Rapid prototyping is an emerging technology and is gaining popularity among oral and maxillofacial surgeons [3,4] as a cost-effective method of producing accurate 3D anatomical models. For orbital reconstruction, this process allows for precise adaptation of the titanium plate with respect to important landmarks (e.g., posterior ledge, ethmoidal bulge), which are often difficult to determine intraoperatively. Traditionally, intraoperative trimming of the plate can lead to multiple “try-ins” that can traumatize delicate soft tissue with poor adaptation and positioning, often necessitating revision procedures. Placement of an orbital titanium plate without further adaptation reduces operating time, risk of soft tissue trauma, and allows precise plate positioning and restoration of orbital volume. In the cases above, titanium orbital plates were placed almost immediately with minimal or no further manipulation and no revision surgery was necessary after evaluating implant position with CT. We found there was considerable anatomic variation with regard to the orbital anatomy between the three cases described. Even the “preformed” Synthes orbital titanium plates required a reasonable degree of adaptation on the 3D model to obtain the correct anatomic contour.

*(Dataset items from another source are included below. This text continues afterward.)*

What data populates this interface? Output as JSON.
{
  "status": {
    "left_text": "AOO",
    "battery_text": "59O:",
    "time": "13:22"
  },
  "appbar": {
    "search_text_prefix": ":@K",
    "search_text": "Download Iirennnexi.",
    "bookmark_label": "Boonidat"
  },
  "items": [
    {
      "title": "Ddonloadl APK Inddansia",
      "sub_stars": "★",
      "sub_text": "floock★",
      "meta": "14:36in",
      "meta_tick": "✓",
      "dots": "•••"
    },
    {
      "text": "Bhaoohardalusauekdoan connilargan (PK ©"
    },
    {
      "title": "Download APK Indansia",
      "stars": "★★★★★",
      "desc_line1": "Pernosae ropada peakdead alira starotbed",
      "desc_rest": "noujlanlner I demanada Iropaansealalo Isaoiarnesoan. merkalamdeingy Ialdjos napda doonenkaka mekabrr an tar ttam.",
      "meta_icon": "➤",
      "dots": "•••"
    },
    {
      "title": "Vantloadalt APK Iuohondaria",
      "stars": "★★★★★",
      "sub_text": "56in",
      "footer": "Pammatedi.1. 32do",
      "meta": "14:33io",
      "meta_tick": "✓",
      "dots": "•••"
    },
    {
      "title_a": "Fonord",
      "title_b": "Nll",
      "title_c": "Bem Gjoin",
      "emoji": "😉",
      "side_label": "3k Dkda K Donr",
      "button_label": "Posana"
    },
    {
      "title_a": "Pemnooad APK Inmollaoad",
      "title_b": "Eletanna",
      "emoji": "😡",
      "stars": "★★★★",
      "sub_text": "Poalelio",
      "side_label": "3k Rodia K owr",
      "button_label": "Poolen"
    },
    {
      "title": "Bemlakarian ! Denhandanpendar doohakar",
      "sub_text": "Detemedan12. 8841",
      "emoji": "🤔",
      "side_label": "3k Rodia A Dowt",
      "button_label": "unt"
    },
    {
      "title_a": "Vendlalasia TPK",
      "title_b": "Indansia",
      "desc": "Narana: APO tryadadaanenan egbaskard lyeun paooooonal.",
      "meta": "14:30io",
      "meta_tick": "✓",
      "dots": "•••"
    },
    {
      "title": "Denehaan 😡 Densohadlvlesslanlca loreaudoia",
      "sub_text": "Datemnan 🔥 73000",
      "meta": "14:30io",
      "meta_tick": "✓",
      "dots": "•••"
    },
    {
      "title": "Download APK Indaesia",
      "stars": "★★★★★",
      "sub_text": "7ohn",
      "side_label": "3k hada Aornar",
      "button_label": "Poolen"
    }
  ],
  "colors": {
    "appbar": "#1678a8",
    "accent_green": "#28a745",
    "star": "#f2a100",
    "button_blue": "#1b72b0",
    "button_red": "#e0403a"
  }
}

3D reproductions of models and their use in surgery have been well documented, but routine use in orbital trauma surgery has probably been underutilized most likely due to high costs associated with third-party propriety model construction. Previous reports have found a higher degree of anatomical accuracy with pre-bent titanium mesh [5,6]. A recent study by Strong et al reported that this had “the greatest contour accuracy” when compared with freehand bending in cadaveric orbits [7]. However, they also noted that stereolithographic modeling incurred the highest cost [7]. Currently, the price of anatomical models outsourced to medical modeling companies can be considerable. Rapid prototyping models in the above cases were produced for less than $5 NZD each. Free open source software is available for the image processing and the 3D printer used was less than $2,000 NZD. The model construction takes less than 90 minutes for a unilateral orbital floor defect. In addition, operating time costs in New Zealand are approximately $40 NZD per minute. Direct trimming and adaptation intraoperatively may take prolong operative time depending on the extent of the defect and experience of the surgeon when compared with these examples.

In terms of anatomical detail, we found the data obtained from the CT to be the limiting factor. The previously mentioned CT parameters appear to produce the best anatomic detail. The difference is apparent between the first two cases (Figure 8) wherein the 3D biomodel for Case 1 had significantly more anatomic surface detail than for Case 2 because improved CT parameters were used. Additionally, dimensional error has been measured for biomodel construction between 0.18 and 0.55% [8]. This is negligible when compared with limited accuracy of the CT and also negates the need for expensive 3D printers for model construction.

Conclusion

Rapid prototyping gives an economically viable and clinically accurate way to reconstruct orbital floor fractures. The cost of production is minimal and we are using it in our unit to obtain better anatomical contour for orbital fracture repair as well as to reduce operating time. We are undertaking a prospective series of patients for further evaluation.